A piece of literature is marked by its ability to entertain several different, contradictory, unreconcilable interpretations at the same time. If there were one and only one correct interpretation of a work, it is unlikely that any reader would ever discover it, and if the author is not the one who dictates the meaning of a text, then it is not likely that anyone would ever discover it. This is because each reader is imbedded in a different cultural context, operating on different moral and political assumptions and with different propensities for reacting to and interpreting social behavior. The interpretation each reader creates is dependent on them as a subject, themselves determined by causes outside of their control.
If there are several correct interpretations of a work simultaneously, as there must be, then analysis is pointless. To use such things as "evidence", and such words as "because" and "therefore" is meaningless; to make the claim that a proposition is true, it's negation must be false. If two different readers can assert opposite propositions without either being wrong, then the "analysis" is meaningless. For example, if two different readers of "The Adventures of Tom Sawyer" can both claim, with evidence, that Tom Sawyer is a fundamentally bad child, and that he is a good child, or more pointless still, whether the wardrobe from the Narnia Chronicles was a symbol for imagination, maturity, The Bible (I've seen this) or whatever else can be reasonably or unreasonably invented, if two readers can claim this then there is no semblance of logical coherence.
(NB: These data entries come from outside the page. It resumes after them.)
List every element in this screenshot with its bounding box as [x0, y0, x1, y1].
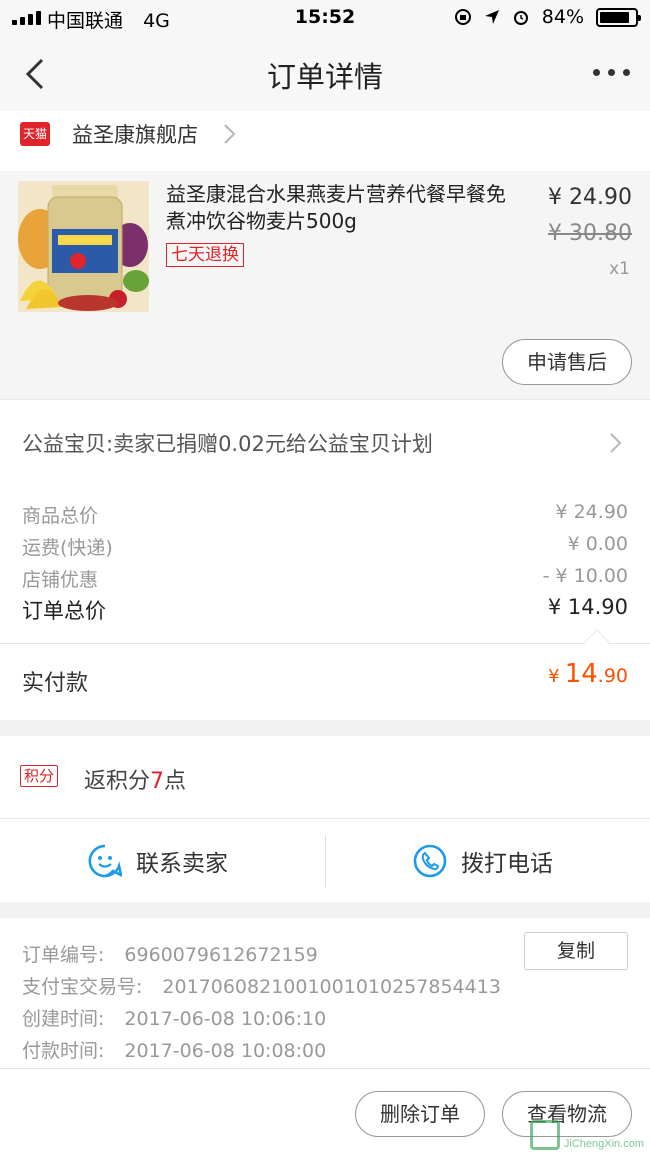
- points-suffix: 点: [164, 769, 187, 794]
- oatmeal-jar-picture: [18, 181, 149, 312]
- paid-decimal: .90: [597, 665, 628, 687]
- battery-percent: 84%: [541, 6, 584, 28]
- order-number-row: 订单编号: 6960079612672159: [22, 940, 318, 967]
- alipay-number-value: 2017060821001001010257854413: [162, 976, 501, 998]
- discount-value: - ¥ 10.00: [542, 565, 628, 587]
- bottom-action-bar: 删除订单 查看物流 JiChengXin.com: [0, 1068, 650, 1156]
- delete-order-button[interactable]: 删除订单: [355, 1091, 485, 1137]
- product-price: ¥ 24.90: [548, 185, 632, 210]
- points-prefix: 返积分: [84, 769, 151, 794]
- order-number-value: 6960079612672159: [124, 944, 318, 966]
- subtotal-value: ¥ 24.90: [555, 501, 628, 523]
- points-count: 7: [150, 769, 165, 794]
- chevron-right-icon: [610, 433, 622, 453]
- paid-amount: ¥ 14.90: [548, 659, 628, 689]
- created-time-row: 创建时间: 2017-06-08 10:06:10: [22, 1004, 326, 1031]
- location-icon: [484, 10, 499, 24]
- copy-button[interactable]: 复制: [524, 932, 628, 970]
- watermark-logo-icon: [529, 1120, 560, 1150]
- product-original-price: ¥ 30.80: [548, 221, 632, 246]
- battery-level: [600, 11, 629, 23]
- order-info: 订单编号: 6960079612672159 复制 支付宝交易号: 20170608…: [0, 918, 650, 1068]
- created-time-label: 创建时间:: [22, 1008, 105, 1030]
- divider-notch: [584, 629, 610, 655]
- phone-icon: [413, 844, 447, 878]
- alarm-icon: [513, 11, 528, 25]
- chevron-right-icon: [224, 124, 236, 144]
- page-title: 订单详情: [266, 60, 383, 94]
- summary-row-shipping: 运费(快递) ¥ 0.00: [22, 533, 628, 560]
- product-title: 益圣康混合水果燕麦片营养代餐早餐免煮冲饮谷物麦片500g: [166, 182, 506, 233]
- order-number-label: 订单编号:: [22, 944, 105, 966]
- return-policy-tag: 七天退换: [166, 243, 244, 267]
- contact-seller-button[interactable]: 联系卖家: [88, 819, 228, 903]
- paid-integer: 14: [564, 659, 598, 689]
- paid-time-value: 2017-06-08 10:08:00: [124, 1040, 327, 1062]
- contact-seller-label: 联系卖家: [136, 851, 228, 877]
- paid-label: 实付款: [22, 671, 89, 696]
- charity-text: 公益宝贝:卖家已捐赠0.02元给公益宝贝计划: [22, 432, 433, 456]
- product-image[interactable]: [18, 181, 149, 312]
- alipay-number-label: 支付宝交易号:: [22, 976, 143, 998]
- summary-row-total: 订单总价 ¥ 14.90: [22, 595, 628, 625]
- summary-row-subtotal: 商品总价 ¥ 24.90: [22, 501, 628, 528]
- created-time-value: 2017-06-08 10:06:10: [124, 1008, 327, 1030]
- shipping-label: 运费(快递): [22, 537, 113, 559]
- subtotal-label: 商品总价: [22, 505, 99, 527]
- shop-row[interactable]: 天猫 益圣康旗舰店: [0, 111, 650, 171]
- price-summary: 商品总价 ¥ 24.90 运费(快递) ¥ 0.00 店铺优惠 - ¥ 10.0…: [0, 487, 650, 720]
- call-label: 拨打电话: [461, 851, 553, 877]
- call-button[interactable]: 拨打电话: [413, 819, 553, 903]
- order-total-value: ¥ 14.90: [547, 595, 628, 619]
- points-text: 返积分7点: [84, 763, 186, 795]
- paid-time-row: 付款时间: 2017-06-08 10:08:00: [22, 1036, 326, 1063]
- rotation-lock-icon: [454, 9, 471, 25]
- product-quantity: x1: [609, 259, 630, 279]
- watermark: JiChengXin.com: [529, 1120, 644, 1150]
- vertical-divider: [325, 835, 326, 887]
- paid-time-label: 付款时间:: [22, 1040, 105, 1062]
- watermark-text: JiChengXin.com: [563, 1138, 644, 1150]
- tmall-badge: 天猫: [20, 122, 50, 146]
- more-icon[interactable]: [593, 69, 630, 76]
- after-sale-button[interactable]: 申请售后: [502, 339, 632, 385]
- status-right: 84%: [454, 6, 641, 28]
- navigation-bar: 订单详情: [0, 36, 650, 111]
- battery-icon: [596, 7, 641, 27]
- points-row: 积分 返积分7点: [0, 736, 650, 818]
- chat-icon: [88, 844, 122, 878]
- shipping-value: ¥ 0.00: [567, 533, 628, 555]
- charity-row[interactable]: 公益宝贝:卖家已捐赠0.02元给公益宝贝计划: [0, 399, 650, 487]
- alipay-number-row: 支付宝交易号: 2017060821001001010257854413: [22, 972, 501, 999]
- discount-label: 店铺优惠: [22, 569, 99, 591]
- points-badge: 积分: [20, 765, 59, 787]
- contact-bar: 联系卖家 拨打电话: [0, 818, 650, 902]
- product-card[interactable]: 益圣康混合水果燕麦片营养代餐早餐免煮冲饮谷物麦片500g 七天退换 ¥ 24.9…: [0, 171, 650, 399]
- shop-name: 益圣康旗舰店: [72, 123, 198, 147]
- summary-row-discount: 店铺优惠 - ¥ 10.00: [22, 565, 628, 592]
- paid-currency: ¥: [548, 666, 560, 687]
- status-bar: 中国联通 4G 15:52 84%: [0, 0, 650, 36]
- order-total-label: 订单总价: [22, 599, 106, 623]
- divider: [0, 643, 650, 644]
I enjoy fiction once in a while, but the absurd degree to which the discussion of cool stories has been formalized, replete with "literary devices", and "textual evidence" is perplexing. Fiction is an enjoyable and effective means of conveying ideas, sentiments and emotions, but what can be conveyed in a whole book through meticulously designed character interactions and event sequences, can in the end only stand on the merits of its evidence and rational soundness. The fictional nature of fiction makes it a terrible gauge or indicator of anything real, or of anything actually true. If any will claim that it is an art, then they can live with the consequences. It is entirely subjective, and so bears no epistemic value.